By six o’clock, Bale estimated that at least three thousand men had passed along the Chambersburg Pike and through adjacent fields—more men than he had ever seen at one time before. They were squatting on the seminary campus, in the upper end of Fannings’ pasture, and all along the Fairfield road. Dust had risen, a solid blanket to lie from valley wall to valley wall, and every tree baked in its powdered coating; beyond Oak Ridge the stirring of the soldiers and their horses could be heard—a constant, muddled resonance as of untold tribes gossiping and herding together.

Dan bathed and put on clean clothes, but he had no great appetite for food. Nor had he eaten well since he returned from the west; when he looked at his naked trunk there were bones which he had not seen for years.

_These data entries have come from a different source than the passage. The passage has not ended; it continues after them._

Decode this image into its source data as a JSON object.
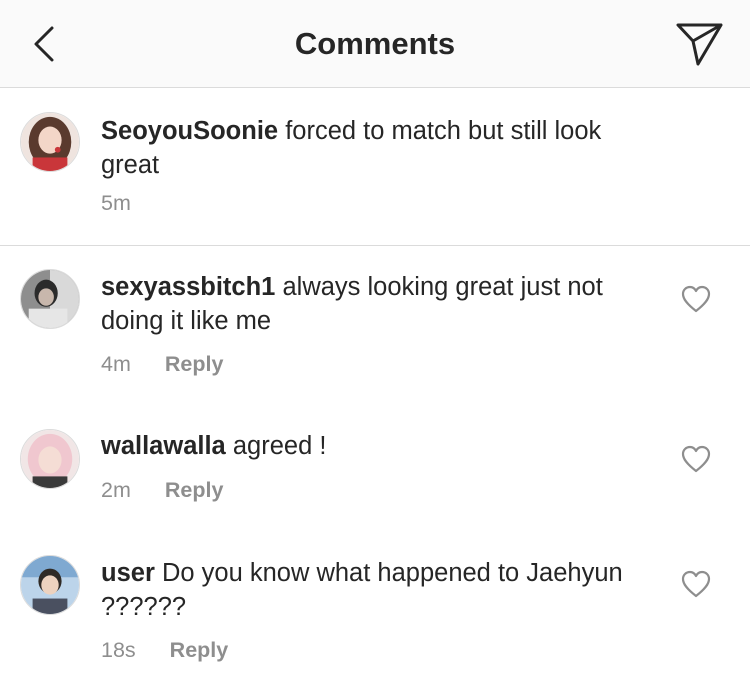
{
  "header": {
    "title": "Comments",
    "back_icon": "chevron-left-icon",
    "share_icon": "paper-plane-icon"
  },
  "caption": {
    "username": "SeoyouSoonie",
    "text": "forced to match but still look great",
    "time": "5m"
  },
  "comments": [
    {
      "username": "sexyassbitch1",
      "text": "always looking great just not doing it like me",
      "time": "4m",
      "reply_label": "Reply"
    },
    {
      "username": "wallawalla",
      "text": "agreed !",
      "time": "2m",
      "reply_label": "Reply"
    },
    {
      "username": "user",
      "text": "Do you know what happened to Jaehyun ??????",
      "time": "18s",
      "reply_label": "Reply"
    }
  ],
  "colors": {
    "text": "#262626",
    "secondary": "#8e8e8e",
    "divider": "#dbdbdb",
    "header_bg": "#fafafa"
  }
}
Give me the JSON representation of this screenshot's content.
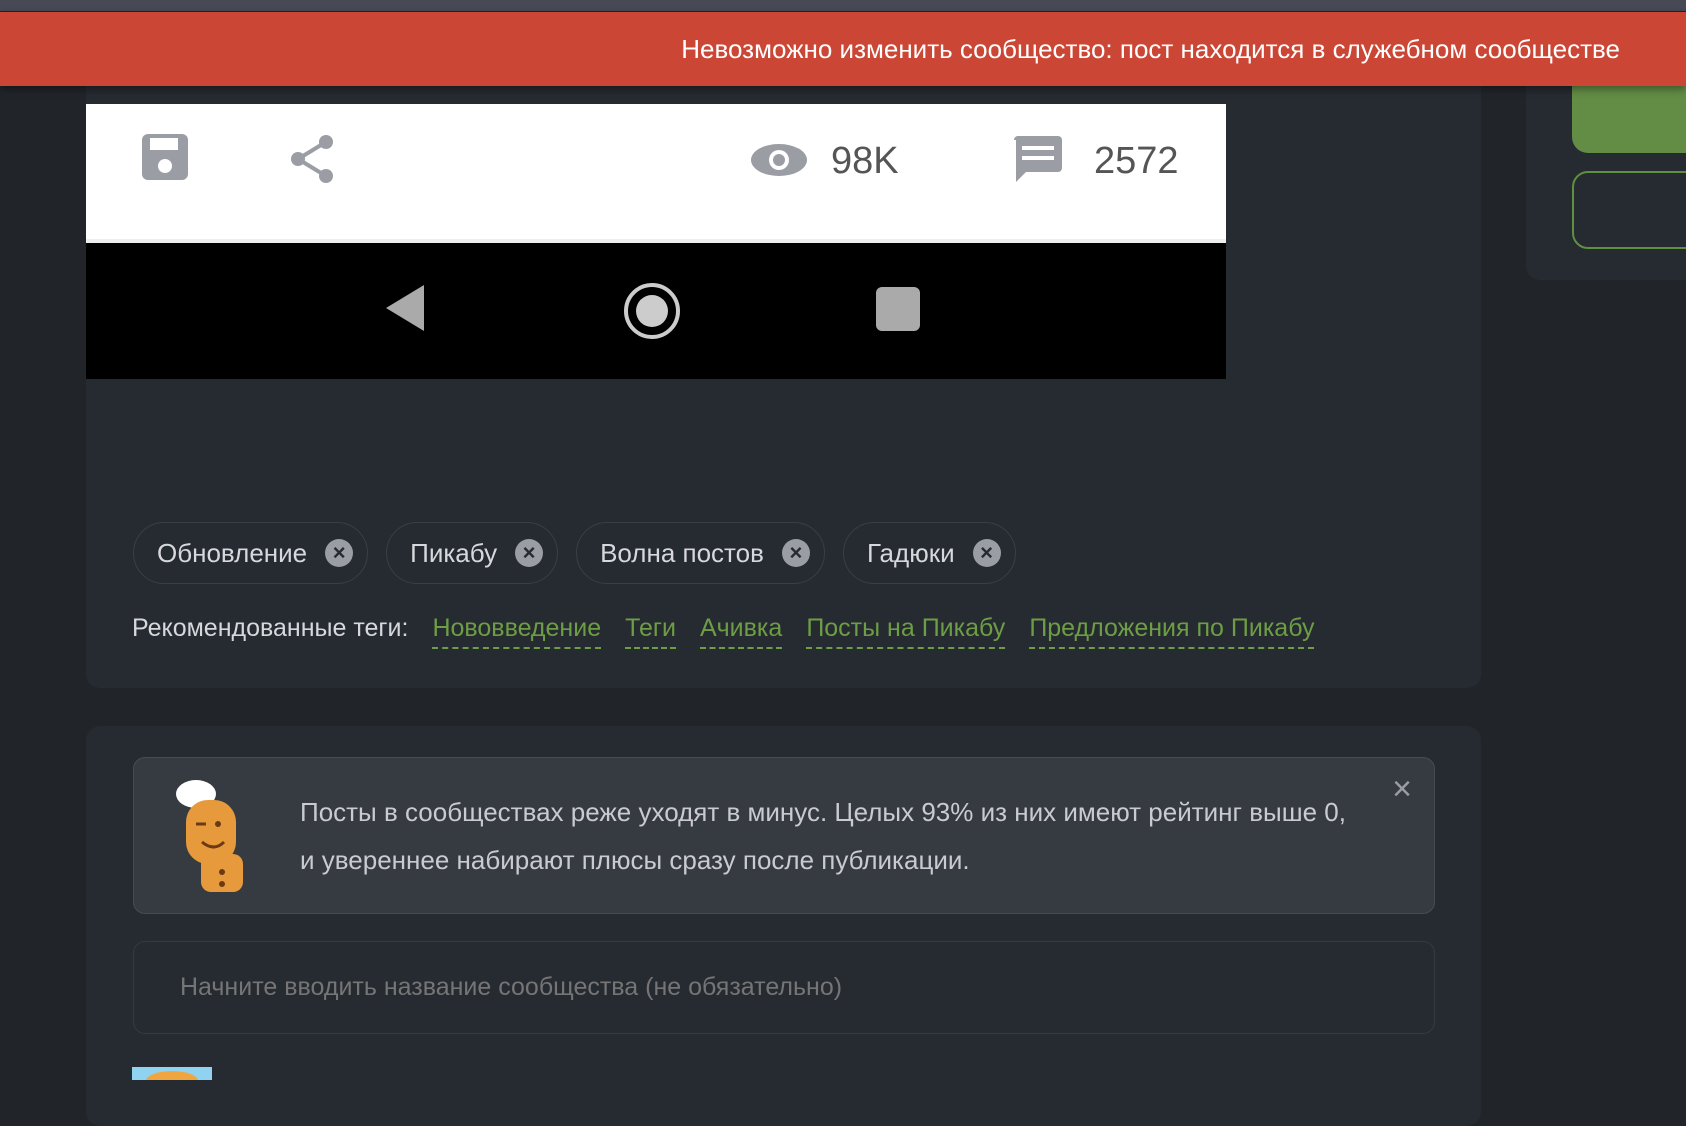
{
  "banner": {
    "message": "Невозможно изменить сообщество: пост находится в служебном сообществе"
  },
  "screenshot": {
    "views": "98K",
    "comments": "2572"
  },
  "tags": [
    {
      "label": "Обновление"
    },
    {
      "label": "Пикабу"
    },
    {
      "label": "Волна постов"
    },
    {
      "label": "Гадюки"
    }
  ],
  "recommended": {
    "label": "Рекомендованные теги:",
    "items": [
      "Нововведение",
      "Теги",
      "Ачивка",
      "Посты на Пикабу",
      "Предложения по Пикабу"
    ]
  },
  "tip": {
    "text": "Посты в сообществах реже уходят в минус. Целых 93% из них имеют рейтинг выше 0, и увереннее набирают плюсы сразу после публикации."
  },
  "community": {
    "placeholder": "Начните вводить название сообщества (не обязательно)"
  },
  "colors": {
    "banner": "#cb4634",
    "accent": "#6d9d45"
  }
}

In the yard, his pump kept up its patient gouging. A hundred buckets had been filled, men gathered in the fresh and grassy mud to thrust their heads beneath the wooden spout, and still they came. A noticeable path had been trodden deeply through the new-cut weeds, marking across the rear lot to the rail fence, and another path marred the front yard. Men came booted, in neat jackets, in stocking feet; men in putrid undershirts, hard-faced youths who chewed tobacco. The windlass at the Fannings’ creaked endlessly, but Mrs. Knouse made it plain that bread and butter were the extent of her offering to the National army. She scampered back and forth from her larkspur bed to the front gate, warning gangs of water-seekers away. At first she tried to make apologetic explanations, but in the last hour her voice had grown raw, angrily peremptory. Now—now, she was hooting as fast as the soldiers appeared: now,—now, you men stay out of my lilies. It ain’t no need for you to be here; you get a drink some place else.

Dan had not seen Irene Fanning since Sunday afternoon. He spent the better part of an hour standing inside his kitchen window and staring across the open field: she is caged over there, I am caged here, by the hateful circumstance which has come to us both … He knew that he would need an authentic excuse, to cross to the other house, but every impulse demanded that he go to his woman at once, and share the menacing passage of time with her. Cybo had been jailed somewhere, out of sight; Demon went limping on foot to the village, and returned almost immediately … The sun moved into the top fringe of Oak Ridge trees. Excuse or not, with no palpable necessity—Dan could wait no longer.

He shut and locked front and rear doors; the side door had not been used for years, it was painted shut and probably nailed as well. Holding himself to a lounging stroll, he crossed the field. A gray mule with a U.S. brand and a ghastly sore on its flank, was poking about, strayed or wilfully abandoned.